Mortgage rates might not even spike, at least immediately. They’re currently high because the market has long expected the Fed to jack up its own rates.
“They’re on an upward trajectory,” says Freddie Mac’s Kiefer. “They’ve been on a rocket ship up the last couple of months, but the pace may be flattening a little bit.”
If inflation calms, the Fed may not raise rates as much and mortgage rates could stabilize or even dip a bit. However, if inflation continues its bruising climb, the Fed may increase its rates by larger increments, which could lead to yet higher mortgage rates.
The Fed hopes that raising its interest rates with the largest increase in more than 20 years will cool inflation. When rates are higher, it makes it more expensive to borrow money or make purchases using credit. So if fewer people are buying products, it takes some of the pressure off, allows suppliers a chance to catch up, and gives prices some room to stabilize.
“Inflation is at a 40-year high—or a lifetime high for millennials and younger generations,” says Hale. “The Fed has to react to inflation to get it under control.”

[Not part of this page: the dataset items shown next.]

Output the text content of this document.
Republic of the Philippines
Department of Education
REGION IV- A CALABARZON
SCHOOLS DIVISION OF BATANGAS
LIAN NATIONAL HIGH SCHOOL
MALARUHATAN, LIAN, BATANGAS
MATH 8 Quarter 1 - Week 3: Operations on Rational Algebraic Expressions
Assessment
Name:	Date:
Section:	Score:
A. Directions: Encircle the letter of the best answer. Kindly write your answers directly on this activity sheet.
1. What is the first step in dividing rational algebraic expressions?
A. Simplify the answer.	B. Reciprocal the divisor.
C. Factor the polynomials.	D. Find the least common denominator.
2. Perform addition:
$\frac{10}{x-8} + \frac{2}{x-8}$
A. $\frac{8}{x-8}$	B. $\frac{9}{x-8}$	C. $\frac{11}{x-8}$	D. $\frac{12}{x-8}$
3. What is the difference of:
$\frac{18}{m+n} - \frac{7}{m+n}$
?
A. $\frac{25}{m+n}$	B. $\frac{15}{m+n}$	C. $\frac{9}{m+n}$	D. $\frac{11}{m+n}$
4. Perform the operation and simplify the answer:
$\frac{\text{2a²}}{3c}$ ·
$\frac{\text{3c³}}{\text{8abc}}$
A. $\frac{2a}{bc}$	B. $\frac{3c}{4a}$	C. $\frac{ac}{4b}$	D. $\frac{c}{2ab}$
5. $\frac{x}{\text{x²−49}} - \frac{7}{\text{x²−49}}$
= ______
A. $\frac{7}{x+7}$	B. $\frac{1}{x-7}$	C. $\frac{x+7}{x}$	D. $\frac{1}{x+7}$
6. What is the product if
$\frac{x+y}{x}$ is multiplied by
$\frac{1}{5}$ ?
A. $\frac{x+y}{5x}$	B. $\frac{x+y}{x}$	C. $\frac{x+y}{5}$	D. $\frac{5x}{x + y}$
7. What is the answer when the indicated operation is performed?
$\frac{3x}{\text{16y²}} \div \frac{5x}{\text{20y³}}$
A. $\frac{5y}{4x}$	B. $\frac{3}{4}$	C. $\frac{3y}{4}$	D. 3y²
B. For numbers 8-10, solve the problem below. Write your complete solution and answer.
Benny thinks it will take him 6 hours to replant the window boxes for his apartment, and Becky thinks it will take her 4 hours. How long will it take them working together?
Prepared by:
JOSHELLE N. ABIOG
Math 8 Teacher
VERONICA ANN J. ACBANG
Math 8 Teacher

Whether mortgage rates remain in the 5% range or rise even further, the upside for buyers is there is likely to be less competition for homes, with fewer bidding wars and lower offers.
Homebuyers submitted 11.1% fewer mortgage applications in the week ending April 29, according to the most recent data from the Mortgage Bankers Association. The number of home sales has also been falling.
“For a while there, you had to bid $30,000 to $40,000 over the asking price just to be considered,” says lender Andrews of Tucson-area homebuyers. Last month he started seeing those offers falling. “Now, I’ve had a few buyers whose purchase prices were the same as the asking price.”
However, home sellers will likely be slow to realize how much the housing market has shifted after watching their neighbors fetch astronomical sums for their properties. Many buyers, meanwhile, have hit their financial limits.
Home price growth is expected to slow
The days of double-digit home price growth are probably numbered, predict housing experts. Prices will likely continue to rise, but by just a few percentage points a year as buyers can’t afford any more. They could also flatten or even dip in certain real estate markets.
Nationally, median home list prices hit $405,000 in March, up 13.5% from the same time last year, according to Realtor.com data. However, the high rates are expected to slow down the pace of price growth.
“The housing market will cool down,” predicts NAR’s Yun. He expects sales will continue falling as well. “Buyers can simply not get a mortgage at these rates.”
They’re not expected to decline in most real estate markets, at least by much, because there are still so many buyers and investors who want homes. With a crushing shortage of homes for sale, there are not nearly enough to go around for those who want them.
“There are still a significant number of households who want to buy a home who didn’t want to deal with the market frenzy,” says Hale. If they jump back in the market, they “could keep prices from falling.”
Investors who aren’t reliant on mortgages could also keep prices strong. Baby boomers selling paid-off homes to downsize into homes they can buy outright and folks who built up a lot of equity in expensive parts of the country who are selling them to purchase properties in cheaper areas also might not need mortgages. And they may be able to support the high prices.
Sellers are also likely to be resistant to the idea of cutting prices after watching their neighbors’ properties sell for windfalls just a few months ago.
“Higher mortgage rates make it harder for buyers and sellers to agree on the price of a home,” says Hale. “Sellers have probably seen very high prices recently and have a high price in mind.”
What this means is that it’s becoming even more financially difficult for buyers, particularly first-time buyers without deep cash reserves, to become homeowners.
“This is a tough housing market for prospective buyers, and it’s gotten much tougher in an extreme hurry,” says Kiefer. “This is a big challenge.”